Published: February 9, 2026 | Updated: February 9, 2026
Eddie Bauer has filed for Chapter 11 bankruptcy protection, a move that keeps the outdoor apparel brand operating for now while it tries to reorganize its finances and pursue a potential sale. For Canadian shoppers, the headline detail is hard to miss: the company’s footprint includes 15 stores in Ontario, and their longer-term future is now uncertain as the restructuring process unfolds.
The filing affects the brand’s retail operator across North America, with nearly 250 stores in the mix. Management says stores will remain open in the near term, but liquidation sales are beginning as the company winds down certain locations and evaluates what can be preserved. In practical terms, that means Canadians may see early markdowns and clearance events in-store, even as the company continues looking for a buyer to keep some or all retail operations running.
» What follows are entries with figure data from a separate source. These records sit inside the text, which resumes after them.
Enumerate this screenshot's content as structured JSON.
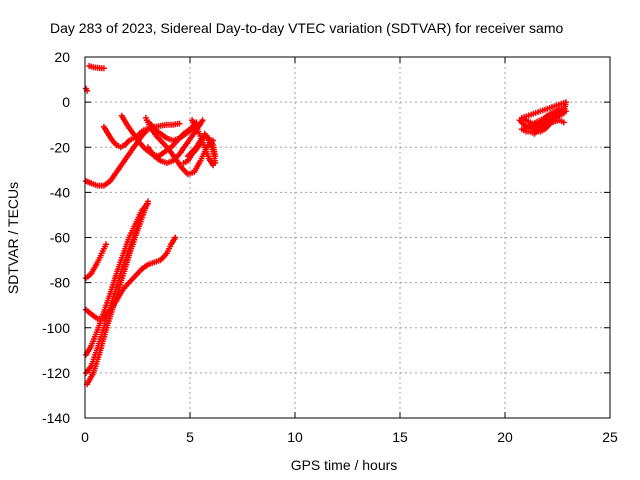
{
  "chart_data": {
    "type": "scatter",
    "title": "Day 283 of 2023, Sidereal Day-to-day VTEC variation (SDTVAR) for receiver samo",
    "xlabel": "GPS time / hours",
    "ylabel": "SDTVAR / TECUs",
    "xlim": [
      0,
      25
    ],
    "ylim": [
      -140,
      20
    ],
    "xticks": [
      0,
      5,
      10,
      15,
      20,
      25
    ],
    "yticks": [
      -140,
      -120,
      -100,
      -80,
      -60,
      -40,
      -20,
      0,
      20
    ],
    "grid": true,
    "marker": "+",
    "color": "#ff0000",
    "series": [
      {
        "name": "arc-top-short",
        "points": [
          [
            0.2,
            16
          ],
          [
            0.4,
            15.5
          ],
          [
            0.6,
            15.2
          ],
          [
            0.8,
            15
          ],
          [
            0.9,
            15
          ]
        ]
      },
      {
        "name": "arc-start-near-zero",
        "points": [
          [
            0.05,
            6
          ],
          [
            0.1,
            5
          ]
        ]
      },
      {
        "name": "arc-u-shape",
        "points": [
          [
            0.05,
            -35
          ],
          [
            0.3,
            -36
          ],
          [
            0.6,
            -37
          ],
          [
            0.9,
            -37
          ],
          [
            1.2,
            -35
          ],
          [
            1.5,
            -31
          ],
          [
            1.8,
            -27
          ],
          [
            2.1,
            -23
          ],
          [
            2.4,
            -19
          ],
          [
            2.7,
            -15
          ],
          [
            3.0,
            -12
          ],
          [
            3.3,
            -11
          ],
          [
            3.6,
            -10.5
          ],
          [
            3.9,
            -10
          ],
          [
            4.2,
            -10
          ],
          [
            4.5,
            -9.5
          ]
        ]
      },
      {
        "name": "arc-descend-1",
        "points": [
          [
            0.9,
            -11
          ],
          [
            1.1,
            -14
          ],
          [
            1.3,
            -17
          ],
          [
            1.5,
            -19
          ],
          [
            1.7,
            -20
          ],
          [
            1.9,
            -19
          ],
          [
            2.1,
            -17
          ],
          [
            2.3,
            -16
          ],
          [
            2.5,
            -15
          ],
          [
            2.7,
            -13
          ],
          [
            2.9,
            -12
          ]
        ]
      },
      {
        "name": "arc-descend-2",
        "points": [
          [
            1.75,
            -6
          ],
          [
            2.0,
            -10
          ],
          [
            2.3,
            -14
          ],
          [
            2.6,
            -18
          ],
          [
            2.9,
            -21
          ],
          [
            3.2,
            -23
          ],
          [
            3.5,
            -24
          ],
          [
            3.8,
            -22
          ],
          [
            4.1,
            -20
          ],
          [
            4.4,
            -17
          ],
          [
            4.7,
            -14
          ],
          [
            5.0,
            -12
          ],
          [
            5.3,
            -9
          ]
        ]
      },
      {
        "name": "arc-descend-3",
        "points": [
          [
            2.9,
            -7
          ],
          [
            3.1,
            -11
          ],
          [
            3.4,
            -15
          ],
          [
            3.7,
            -18
          ],
          [
            4.0,
            -21
          ],
          [
            4.3,
            -25
          ],
          [
            4.6,
            -29
          ],
          [
            4.9,
            -32
          ],
          [
            5.2,
            -31
          ],
          [
            5.5,
            -26
          ],
          [
            5.8,
            -20
          ],
          [
            6.1,
            -17
          ]
        ]
      },
      {
        "name": "arc-descend-4",
        "points": [
          [
            3.05,
            -9
          ],
          [
            3.3,
            -12
          ],
          [
            3.6,
            -14
          ],
          [
            3.9,
            -16
          ],
          [
            4.2,
            -17
          ],
          [
            4.5,
            -16
          ],
          [
            4.8,
            -14
          ],
          [
            5.1,
            -12
          ]
        ]
      },
      {
        "name": "arc-swoop-1",
        "points": [
          [
            3.0,
            -20
          ],
          [
            3.3,
            -24
          ],
          [
            3.6,
            -26
          ],
          [
            3.9,
            -27
          ],
          [
            4.2,
            -26
          ],
          [
            4.5,
            -23
          ],
          [
            4.8,
            -19
          ],
          [
            5.1,
            -15
          ],
          [
            5.4,
            -11
          ],
          [
            5.6,
            -8
          ]
        ]
      },
      {
        "name": "arc-swoop-2",
        "points": [
          [
            4.7,
            -27
          ],
          [
            4.9,
            -26
          ],
          [
            5.1,
            -23
          ],
          [
            5.3,
            -21
          ],
          [
            5.5,
            -18
          ],
          [
            5.7,
            -14
          ],
          [
            5.9,
            -17
          ],
          [
            6.1,
            -22
          ],
          [
            6.2,
            -27
          ]
        ]
      },
      {
        "name": "arc-swoop-3",
        "points": [
          [
            5.1,
            -8
          ],
          [
            5.3,
            -11
          ],
          [
            5.5,
            -15
          ],
          [
            5.7,
            -20
          ],
          [
            5.9,
            -25
          ],
          [
            6.1,
            -28
          ]
        ]
      },
      {
        "name": "arc-swoop-4",
        "points": [
          [
            4.9,
            -24
          ],
          [
            5.1,
            -22
          ],
          [
            5.3,
            -20
          ],
          [
            5.5,
            -17
          ],
          [
            5.7,
            -15
          ],
          [
            5.9,
            -16
          ],
          [
            6.1,
            -19
          ],
          [
            6.2,
            -24
          ]
        ]
      },
      {
        "name": "arc-steep-1",
        "points": [
          [
            0.05,
            -112
          ],
          [
            0.3,
            -108
          ],
          [
            0.6,
            -101
          ],
          [
            0.9,
            -93
          ],
          [
            1.2,
            -85
          ],
          [
            1.5,
            -76
          ],
          [
            1.8,
            -68
          ],
          [
            2.1,
            -60
          ],
          [
            2.4,
            -54
          ],
          [
            2.7,
            -48
          ],
          [
            3.0,
            -45
          ]
        ]
      },
      {
        "name": "arc-steep-2",
        "points": [
          [
            0.1,
            -125
          ],
          [
            0.4,
            -120
          ],
          [
            0.7,
            -111
          ],
          [
            1.0,
            -101
          ],
          [
            1.3,
            -92
          ],
          [
            1.6,
            -83
          ],
          [
            1.9,
            -74
          ],
          [
            2.2,
            -65
          ],
          [
            2.5,
            -57
          ],
          [
            2.8,
            -49
          ],
          [
            3.0,
            -44
          ]
        ]
      },
      {
        "name": "arc-steep-3",
        "points": [
          [
            0.05,
            -120
          ],
          [
            0.3,
            -117
          ],
          [
            0.6,
            -109
          ],
          [
            0.9,
            -100
          ],
          [
            1.2,
            -91
          ],
          [
            1.5,
            -82
          ],
          [
            1.8,
            -73
          ],
          [
            2.1,
            -65
          ],
          [
            2.4,
            -57
          ],
          [
            2.7,
            -50
          ],
          [
            2.95,
            -45
          ]
        ]
      },
      {
        "name": "arc-low-left",
        "points": [
          [
            0.05,
            -78
          ],
          [
            0.3,
            -76
          ],
          [
            0.6,
            -71
          ],
          [
            0.8,
            -67
          ],
          [
            1.0,
            -63
          ]
        ]
      },
      {
        "name": "arc-dip-right",
        "points": [
          [
            0.05,
            -92
          ],
          [
            0.3,
            -94
          ],
          [
            0.6,
            -96
          ],
          [
            0.9,
            -96
          ],
          [
            1.2,
            -92
          ],
          [
            1.5,
            -88
          ],
          [
            1.8,
            -83
          ],
          [
            2.1,
            -80
          ],
          [
            2.4,
            -77
          ],
          [
            2.7,
            -74
          ],
          [
            3.0,
            -72
          ],
          [
            3.3,
            -71
          ],
          [
            3.6,
            -70
          ],
          [
            3.9,
            -67
          ],
          [
            4.1,
            -63
          ],
          [
            4.3,
            -60
          ]
        ]
      },
      {
        "name": "cluster-right",
        "points": [
          [
            20.7,
            -8
          ],
          [
            20.9,
            -10
          ],
          [
            21.1,
            -11
          ],
          [
            21.3,
            -12
          ],
          [
            21.5,
            -13
          ],
          [
            21.7,
            -13
          ],
          [
            21.9,
            -12
          ],
          [
            22.1,
            -10
          ],
          [
            22.3,
            -8
          ],
          [
            22.5,
            -6
          ],
          [
            22.7,
            -5
          ],
          [
            22.9,
            -4
          ],
          [
            20.8,
            -12
          ],
          [
            21.0,
            -13
          ],
          [
            21.2,
            -13
          ],
          [
            21.4,
            -14
          ],
          [
            21.6,
            -12
          ],
          [
            21.8,
            -10
          ],
          [
            22.0,
            -9
          ],
          [
            22.2,
            -8
          ],
          [
            22.4,
            -7
          ],
          [
            22.6,
            -6
          ],
          [
            22.8,
            -5
          ],
          [
            22.9,
            0
          ],
          [
            20.8,
            -7
          ],
          [
            21.0,
            -8
          ],
          [
            21.2,
            -9
          ],
          [
            21.4,
            -11
          ],
          [
            21.6,
            -10
          ],
          [
            21.8,
            -8
          ],
          [
            22.0,
            -6
          ],
          [
            22.2,
            -5
          ],
          [
            22.4,
            -4
          ],
          [
            22.6,
            -3
          ],
          [
            22.8,
            -3
          ],
          [
            21.0,
            -11
          ],
          [
            21.4,
            -12
          ],
          [
            21.8,
            -11
          ],
          [
            22.2,
            -9
          ],
          [
            22.6,
            -8
          ],
          [
            22.8,
            -9
          ]
        ]
      }
    ]
  }
}
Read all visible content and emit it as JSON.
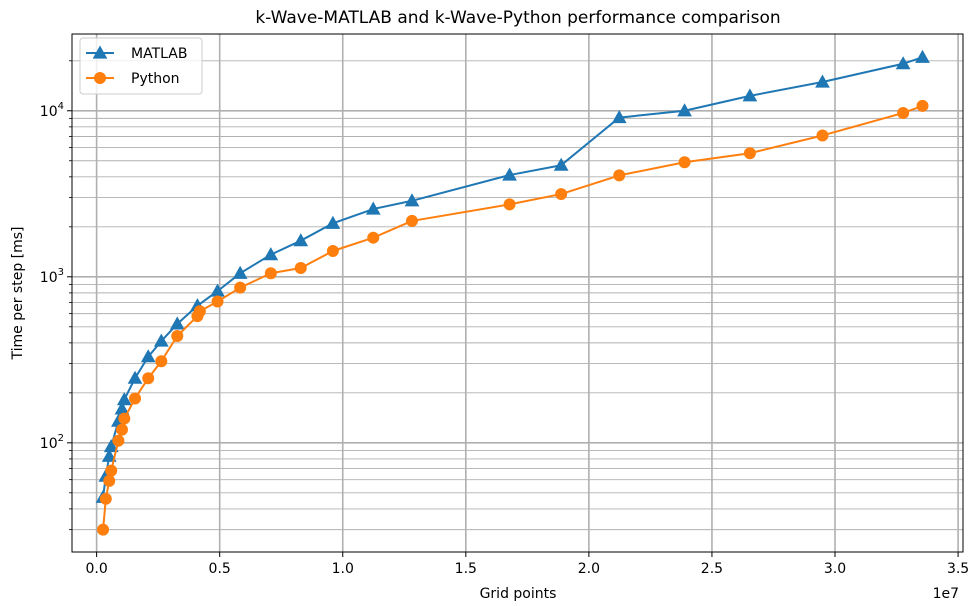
{
  "chart_data": {
    "type": "line",
    "title": "k-Wave-MATLAB and k-Wave-Python performance comparison",
    "xlabel": "Grid points",
    "ylabel": "Time per step [ms]",
    "x_offset_label": "1e7",
    "xscale": "linear",
    "yscale": "log",
    "xlim": [
      -1000000.0,
      35200000.0
    ],
    "ylim": [
      22,
      29000
    ],
    "grid": "both, major and minor",
    "legend_position": "top-left",
    "x_ticks": [
      0,
      5000000,
      10000000,
      15000000,
      20000000,
      25000000,
      30000000,
      35000000
    ],
    "x_tick_labels": [
      "0.0",
      "0.5",
      "1.0",
      "1.5",
      "2.0",
      "2.5",
      "3.0",
      "3.5"
    ],
    "y_ticks": [
      100,
      1000,
      10000
    ],
    "y_tick_base": "10",
    "y_tick_exponents": [
      "2",
      "3",
      "4"
    ],
    "series": [
      {
        "name": "MATLAB",
        "color": "#1f77b4",
        "marker": "triangle-up",
        "x": [
          262144,
          373248,
          512000,
          592704,
          884736,
          1030301,
          1124864,
          1560896,
          2097152,
          2628072,
          3276800,
          4096000,
          4913000,
          5832000,
          7077888,
          8294400,
          9600000,
          11239424,
          12812904,
          16777216,
          18874368,
          21233664,
          23887872,
          26542080,
          29491200,
          32768000,
          33554432
        ],
        "y": [
          47,
          63,
          83,
          95,
          135,
          160,
          182,
          245,
          330,
          410,
          520,
          670,
          820,
          1050,
          1360,
          1650,
          2100,
          2560,
          2870,
          4100,
          4700,
          9100,
          10000,
          12300,
          14900,
          19200,
          21000
        ]
      },
      {
        "name": "Python",
        "color": "#ff7f0e",
        "marker": "circle",
        "x": [
          262144,
          373248,
          512000,
          592704,
          884736,
          1030301,
          1124864,
          1560896,
          2097152,
          2628072,
          3276800,
          4096000,
          4194304,
          4913000,
          5832000,
          7077888,
          8294400,
          9600000,
          11239424,
          12812904,
          16777216,
          18874368,
          21233664,
          23887872,
          26542080,
          29491200,
          32768000,
          33554432
        ],
        "y": [
          30,
          46,
          59,
          68,
          103,
          120,
          140,
          185,
          245,
          310,
          440,
          580,
          620,
          710,
          860,
          1050,
          1130,
          1430,
          1720,
          2170,
          2730,
          3150,
          4080,
          4900,
          5550,
          7100,
          9700,
          10700
        ]
      }
    ]
  }
}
Leadership blamed a familiar pile-up of retail pressures: weaker sales, supply chain complications, and higher costs that have become tougher to absorb. The company also pointed to broader headwinds such as inflation and tariff uncertainty, arguing that even recent improvements to product development and marketing couldn’t move fast enough to reverse several years of accumulating challenges.
Under a restructuring support agreement with lenders, Eddie Bauer plans to reorganize its debts while continuing day-to-day operations. The company says brick-and-mortar locations will stay open during this phase, but liquidation sales will begin as select sites are slated for wind-down. It has not been made clear how many Canadian stores could be affected, or whether Ontario’s 15 locations will all remain open throughout the process.
At the same time, the retailer is running a sales process aimed at securing a buyer for all or part of its store operations. If a deal comes together quickly, management says it could pause wind-down activity and shift into transaction mode, with the goal of preserving value and stabilizing the retail business. If no buyer emerges, the risk is that more closures follow—especially as liquidation accelerates.
Not everything tied to Eddie Bauer is caught in the same storm. The brand’s e-commerce and wholesale operations are expected to continue without disruption, after a brand management shift announced earlier this year. That separation matters for Canadians who rely on online ordering or third-party retailers: a retail bankruptcy filing doesn’t automatically mean the brand disappears from the market, but it can reshape where and how shoppers access it.
The company has also asked the court for “first-day” relief—standard requests in a Chapter 11 process—so it can keep paying wages and benefits and maintain basic operations while the restructuring moves forward. For employees and shoppers, that’s the difference between a sudden shutdown and a controlled process where stores stay open, at least initially.
For Canadians watching closely, the next signals to track are straightforward: whether liquidation expands to more locations, whether any Canadian stores are specifically named for closure, and whether a buyer steps in to keep the retail side alive. A broader overview of the filing and the store strategy has also been reported by The Associated Press.
Until more details are confirmed, the bottom line for Canadian shoppers is this: Eddie Bauer stores are open for now, discounts may deepen as liquidation begins at select locations, and the long-term outcome for Ontario’s 15 stores hinges on how quickly a sale or restructuring plan comes together.